In the case of Union of India and others v. Giriraj Sharma, AIR 1994 SC 215, the Apex Court held that over-staying of leave subsequent to the order of rejection of application for extension of leave could not be considered to be a sever enough charge to warrant punishment of dismissal from service and the same was held to be harsh and disproportionate. A Division Bench of this Court in the case of Harpal Singh v. State Public Services Tribunal, Lucknow and Ors. 2000 (2) AWC 1075 : 2000 (86) FLR 334, held that where it was on account of negligence of the constable of the G.R.P. that one passenger was misbehaved with and was murdered, the same could not be a case of serious misconduct and held that the punishment of dismissal from service was totally disproportionate to the offence and thus directed reinstatement of the employee in service, with half back wages and also ordered that he be given a severe warning. Further, in the case of Alexandar Pal Singh v. Divisional Operating Superintendent, 1987 (2) ATC 922 (SC), the Supreme Court held that ordinarily the Court or Tribunal cannot interfere with the discretion of the punishing authority in imposing particular penalty but this rule has an exception. If the penalty imposed is grossly disproportionate with the misconduct committed, then the Court can interfere. The railway employee on being charged with negligence in not reporting to the railway hospital for treatment was removed from service. The Supreme Court found it fit to interfere with the punishment of removal from service and modified it to withholding of two Increments.

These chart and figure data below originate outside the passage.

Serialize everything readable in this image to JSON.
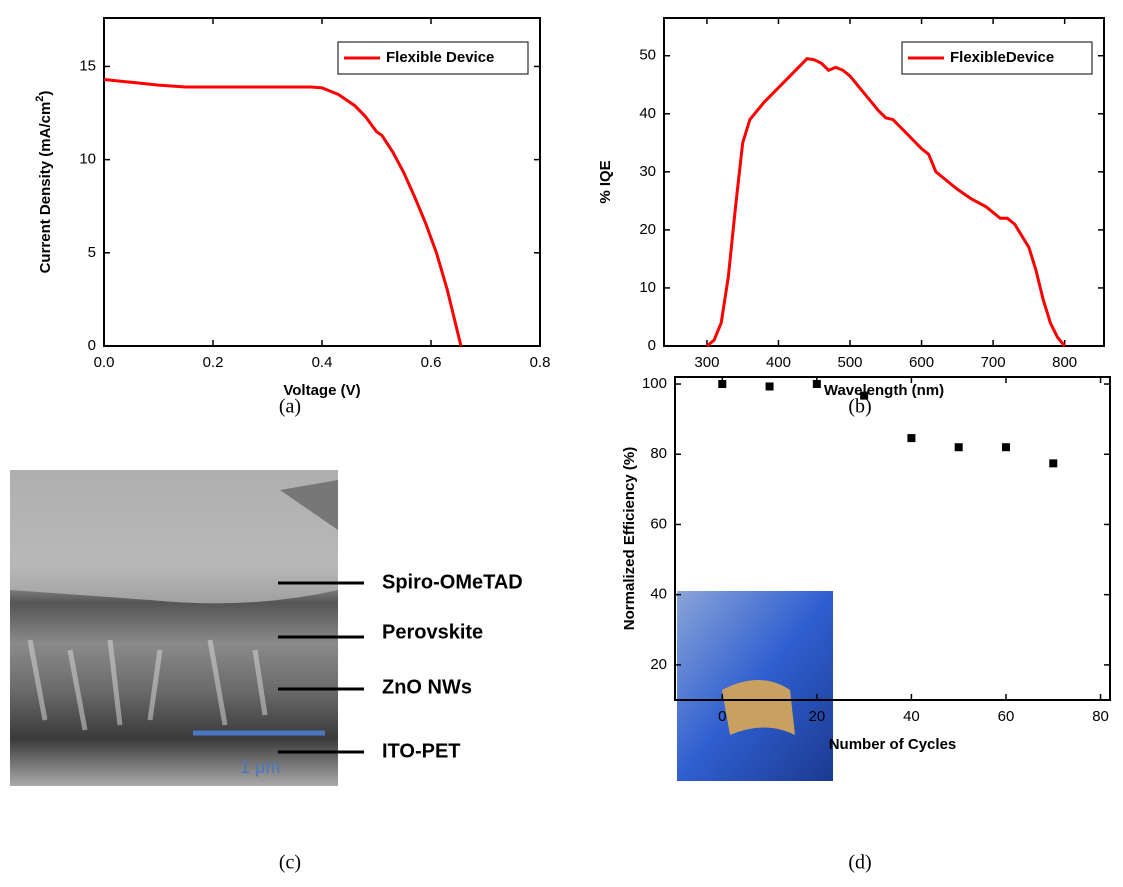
{
  "chart_data": [
    {
      "type": "line",
      "caption": "(a)",
      "xlabel": "Voltage (V)",
      "ylabel": [
        "Current Density (mA/cm",
        "2",
        ")"
      ],
      "xlim": [
        0,
        0.8
      ],
      "ylim": [
        0,
        17.6
      ],
      "xticks": [
        {
          "value": 0,
          "label": "0.0"
        },
        0.2,
        0.4,
        0.6,
        0.8
      ],
      "yticks": [
        0,
        5,
        10,
        15
      ],
      "legend": "upper right",
      "x": [
        0,
        0.05,
        0.1,
        0.15,
        0.2,
        0.3,
        0.38,
        0.4,
        0.43,
        0.46,
        0.48,
        0.5,
        0.51,
        0.53,
        0.55,
        0.57,
        0.59,
        0.61,
        0.63,
        0.645,
        0.655
      ],
      "series": [
        {
          "name": "Flexible Device",
          "color": "#ff0000",
          "values": [
            14.3,
            14.15,
            14.0,
            13.9,
            13.9,
            13.9,
            13.9,
            13.85,
            13.5,
            12.9,
            12.3,
            11.5,
            11.3,
            10.4,
            9.3,
            8.0,
            6.6,
            5.0,
            3.0,
            1.2,
            0
          ]
        }
      ]
    },
    {
      "type": "line",
      "caption": "(b)",
      "xlabel": "Wavelength (nm)",
      "ylabel": [
        "% IQE"
      ],
      "xlim": [
        240,
        855
      ],
      "ylim": [
        0,
        56.5
      ],
      "xticks": [
        300,
        400,
        500,
        600,
        700,
        800
      ],
      "yticks": [
        0,
        10,
        20,
        30,
        40,
        50
      ],
      "legend": "upper right",
      "x": [
        300,
        310,
        320,
        330,
        340,
        350,
        360,
        370,
        380,
        400,
        420,
        440,
        450,
        460,
        470,
        480,
        490,
        500,
        520,
        540,
        550,
        560,
        580,
        600,
        610,
        620,
        630,
        650,
        670,
        690,
        710,
        720,
        730,
        750,
        760,
        770,
        780,
        790,
        800
      ],
      "series": [
        {
          "name": "FlexibleDevice",
          "color": "#ff0000",
          "values": [
            0,
            1,
            4,
            12,
            24,
            35,
            39,
            40.5,
            42,
            44.5,
            47,
            49.5,
            49.3,
            48.7,
            47.5,
            48,
            47.5,
            46.5,
            43.5,
            40.5,
            39.3,
            39,
            36.5,
            34,
            33,
            30,
            29,
            27,
            25.3,
            24,
            22,
            22,
            21,
            17,
            13,
            8,
            4,
            1.5,
            0
          ]
        }
      ]
    },
    {
      "type": "scatter",
      "caption": "(d)",
      "xlabel": "Number of Cycles",
      "ylabel": [
        "Normalized Efficiency (%)"
      ],
      "xlim": [
        -10,
        82
      ],
      "ylim": [
        10,
        102
      ],
      "xticks": [
        0,
        20,
        40,
        60,
        80
      ],
      "yticks": [
        20,
        40,
        60,
        80,
        100
      ],
      "x": [
        0,
        10,
        20,
        30,
        40,
        50,
        60,
        70
      ],
      "series": [
        {
          "color": "#000000",
          "values": [
            100,
            99.3,
            100,
            96.7,
            84.6,
            82,
            82,
            77.4
          ]
        }
      ]
    }
  ],
  "image_panel": {
    "caption": "(c)",
    "layers": [
      "Spiro-OMeTAD",
      "Perovskite",
      "ZnO NWs",
      "ITO-PET"
    ],
    "scale_bar": "1 μm"
  }
}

A Division Bench of this Court in the case of Suresh Kumar Tiwari v. D.I.G., P.A.C. and Anr., 2001 (4) AWC 2630, 2002 Lab IC 259, has, while reiterating the view of the Supreme Court, held that the High Court normally does not interfere with the quantum of punishment unless the punishment shocks the conscience of the Court.

In the light of the law laid down by the Apex Court as well as this Court, in my view the broad principle which emerges is that normally, it is the disciplinary authority which should be best left with the duty of imposing the punishment after considering the facts and circumstances of the case. However, it is well settled that in case, if on the admitted facts, the punishment imposed is grossly disproportionate to the offence, which shocks the conscience of the Court, the Court has the power and jurisdiction to interfere with the punishment imposed.

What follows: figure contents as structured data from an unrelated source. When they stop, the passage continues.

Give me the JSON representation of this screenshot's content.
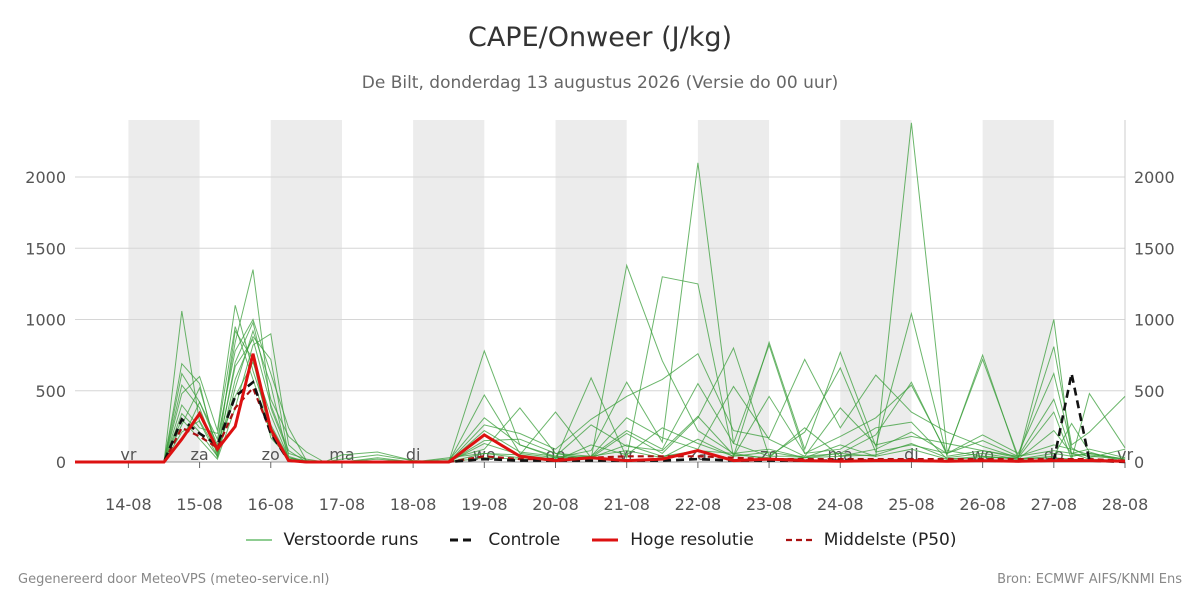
{
  "title": "CAPE/Onweer (J/kg)",
  "subtitle": "De Bilt, donderdag 13 augustus 2026 (Versie do 00 uur)",
  "footer": {
    "left": "Gegenereerd door MeteoVPS (meteo-service.nl)",
    "right": "Bron: ECMWF AIFS/KNMI Ens"
  },
  "legend": [
    {
      "label": "Verstoorde runs",
      "color": "#4caf50",
      "style": "thin-solid"
    },
    {
      "label": "Controle",
      "color": "#111111",
      "style": "dashed"
    },
    {
      "label": "Hoge resolutie",
      "color": "#dd1111",
      "style": "solid"
    },
    {
      "label": "Middelste (P50)",
      "color": "#aa1111",
      "style": "dashed"
    }
  ],
  "chart_data": {
    "type": "line",
    "title": "CAPE/Onweer (J/kg)",
    "x_unit": "days since 13-08 00 uur",
    "xlim": [
      -0.75,
      14.0
    ],
    "ylim": [
      0,
      2400
    ],
    "yticks": [
      0,
      500,
      1000,
      1500,
      2000
    ],
    "grid": true,
    "legend_position": "bottom",
    "x_ticks": [
      {
        "x": 0,
        "day": "vr",
        "date": "14-08"
      },
      {
        "x": 1,
        "day": "za",
        "date": "15-08"
      },
      {
        "x": 2,
        "day": "zo",
        "date": "16-08"
      },
      {
        "x": 3,
        "day": "ma",
        "date": "17-08"
      },
      {
        "x": 4,
        "day": "di",
        "date": "18-08"
      },
      {
        "x": 5,
        "day": "wo",
        "date": "19-08"
      },
      {
        "x": 6,
        "day": "do",
        "date": "20-08"
      },
      {
        "x": 7,
        "day": "vr",
        "date": "21-08"
      },
      {
        "x": 8,
        "day": "za",
        "date": "22-08"
      },
      {
        "x": 9,
        "day": "zo",
        "date": "23-08"
      },
      {
        "x": 10,
        "day": "ma",
        "date": "24-08"
      },
      {
        "x": 11,
        "day": "di",
        "date": "25-08"
      },
      {
        "x": 12,
        "day": "wo",
        "date": "26-08"
      },
      {
        "x": 13,
        "day": "do",
        "date": "27-08"
      },
      {
        "x": 14,
        "day": "vr",
        "date": "28-08"
      }
    ],
    "shaded_days": [
      [
        0,
        1
      ],
      [
        2,
        3
      ],
      [
        4,
        5
      ],
      [
        6,
        7
      ],
      [
        8,
        9
      ],
      [
        10,
        11
      ],
      [
        12,
        13
      ]
    ],
    "x": [
      -0.75,
      -0.5,
      -0.25,
      0,
      0.25,
      0.5,
      0.75,
      1,
      1.25,
      1.5,
      1.75,
      2,
      2.25,
      2.5,
      2.75,
      3,
      3.5,
      4,
      4.5,
      5,
      5.5,
      6,
      6.5,
      7,
      7.5,
      8,
      8.5,
      9,
      9.5,
      10,
      10.5,
      11,
      11.5,
      12,
      12.5,
      13,
      13.25,
      13.5,
      14
    ],
    "series": [
      {
        "name": "Hoge resolutie",
        "role": "hres",
        "color": "#dd1111",
        "values": [
          0,
          0,
          0,
          0,
          0,
          0,
          160,
          340,
          90,
          250,
          760,
          230,
          10,
          0,
          0,
          0,
          0,
          0,
          0,
          190,
          40,
          10,
          30,
          10,
          20,
          80,
          10,
          20,
          10,
          5,
          10,
          10,
          5,
          10,
          5,
          10,
          10,
          10,
          5
        ]
      },
      {
        "name": "Controle",
        "role": "control",
        "color": "#111111",
        "values": [
          0,
          0,
          0,
          0,
          0,
          0,
          300,
          200,
          120,
          460,
          560,
          200,
          10,
          0,
          0,
          0,
          0,
          0,
          0,
          20,
          10,
          10,
          10,
          10,
          10,
          20,
          10,
          10,
          10,
          10,
          10,
          10,
          5,
          10,
          5,
          10,
          620,
          10,
          0
        ]
      },
      {
        "name": "Middelste (P50)",
        "role": "median",
        "color": "#aa1111",
        "values": [
          0,
          0,
          0,
          0,
          0,
          0,
          240,
          180,
          100,
          380,
          520,
          210,
          10,
          0,
          0,
          0,
          0,
          0,
          0,
          40,
          20,
          20,
          30,
          40,
          40,
          40,
          30,
          20,
          20,
          20,
          20,
          20,
          20,
          20,
          20,
          20,
          20,
          20,
          10
        ]
      },
      {
        "role": "member",
        "values": [
          0,
          0,
          0,
          0,
          0,
          0,
          620,
          420,
          120,
          840,
          1350,
          380,
          60,
          20,
          0,
          0,
          0,
          0,
          10,
          310,
          120,
          40,
          260,
          110,
          80,
          320,
          50,
          30,
          240,
          40,
          90,
          210,
          60,
          150,
          40,
          120,
          90,
          50,
          20
        ]
      },
      {
        "role": "member",
        "values": [
          0,
          0,
          0,
          0,
          0,
          0,
          1060,
          280,
          40,
          580,
          880,
          720,
          40,
          0,
          0,
          0,
          30,
          0,
          20,
          90,
          380,
          60,
          20,
          1380,
          710,
          220,
          60,
          20,
          30,
          120,
          40,
          2380,
          80,
          40,
          20,
          30,
          20,
          10,
          0
        ]
      },
      {
        "role": "member",
        "values": [
          0,
          0,
          0,
          0,
          0,
          0,
          480,
          600,
          220,
          1100,
          640,
          260,
          30,
          10,
          0,
          20,
          50,
          10,
          0,
          780,
          120,
          30,
          80,
          560,
          140,
          2100,
          130,
          820,
          60,
          180,
          310,
          540,
          60,
          720,
          40,
          80,
          60,
          20,
          10
        ]
      },
      {
        "role": "member",
        "values": [
          0,
          0,
          0,
          0,
          0,
          0,
          300,
          160,
          20,
          380,
          820,
          900,
          120,
          10,
          0,
          0,
          0,
          0,
          0,
          130,
          50,
          20,
          590,
          30,
          1300,
          1250,
          40,
          840,
          90,
          770,
          110,
          1040,
          40,
          80,
          30,
          1000,
          40,
          60,
          20
        ]
      },
      {
        "role": "member",
        "values": [
          0,
          0,
          0,
          0,
          0,
          0,
          540,
          380,
          60,
          700,
          980,
          440,
          180,
          70,
          0,
          50,
          70,
          10,
          0,
          260,
          200,
          90,
          300,
          460,
          580,
          760,
          220,
          170,
          720,
          240,
          610,
          350,
          210,
          110,
          30,
          810,
          120,
          210,
          460
        ]
      },
      {
        "role": "member",
        "values": [
          0,
          0,
          0,
          0,
          0,
          0,
          260,
          520,
          80,
          460,
          700,
          330,
          30,
          0,
          0,
          0,
          20,
          0,
          30,
          60,
          50,
          350,
          30,
          200,
          60,
          310,
          800,
          40,
          40,
          60,
          190,
          560,
          50,
          750,
          20,
          40,
          270,
          70,
          0
        ]
      },
      {
        "role": "member",
        "values": [
          0,
          0,
          0,
          0,
          0,
          0,
          400,
          240,
          200,
          950,
          580,
          200,
          20,
          0,
          0,
          0,
          0,
          0,
          0,
          30,
          20,
          10,
          120,
          50,
          240,
          130,
          40,
          460,
          60,
          90,
          240,
          280,
          20,
          30,
          30,
          350,
          20,
          480,
          100
        ]
      },
      {
        "role": "member",
        "values": [
          0,
          0,
          0,
          0,
          0,
          0,
          150,
          420,
          160,
          780,
          1000,
          620,
          240,
          10,
          0,
          0,
          0,
          0,
          0,
          150,
          160,
          60,
          40,
          220,
          90,
          550,
          130,
          40,
          210,
          660,
          70,
          120,
          60,
          190,
          60,
          620,
          100,
          30,
          90
        ]
      },
      {
        "role": "member",
        "values": [
          0,
          0,
          0,
          0,
          0,
          0,
          690,
          550,
          30,
          520,
          920,
          540,
          10,
          0,
          0,
          0,
          0,
          0,
          0,
          470,
          60,
          30,
          40,
          310,
          170,
          90,
          530,
          160,
          40,
          380,
          120,
          180,
          130,
          80,
          40,
          440,
          60,
          90,
          30
        ]
      },
      {
        "role": "member",
        "values": [
          0,
          0,
          0,
          0,
          0,
          0,
          210,
          290,
          70,
          670,
          860,
          400,
          80,
          0,
          0,
          0,
          0,
          0,
          0,
          220,
          70,
          40,
          30,
          120,
          40,
          80,
          60,
          90,
          30,
          40,
          50,
          130,
          30,
          60,
          20,
          220,
          60,
          40,
          20
        ]
      },
      {
        "role": "member",
        "values": [
          0,
          0,
          0,
          0,
          0,
          0,
          340,
          210,
          40,
          920,
          720,
          170,
          30,
          0,
          0,
          0,
          0,
          0,
          0,
          60,
          30,
          20,
          40,
          80,
          30,
          160,
          40,
          70,
          30,
          60,
          40,
          90,
          20,
          40,
          20,
          60,
          40,
          60,
          20
        ]
      }
    ]
  }
}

In the peculiar facts and circumstances of the case, orders impugned cannot sustain and as such, the same are set aside. The petitioner is entitled to be reinstated with all other consequential benefits forthwith. However, on the basis of 'no work no pay' the petitioner is not entitled for any salary for the period in which he had not worked and the same has also been accepted by learned counsel for the petitioner. This order would not preclude the authority concerned to proceed strictly in accordance with law.

In result, writ petition is allowed.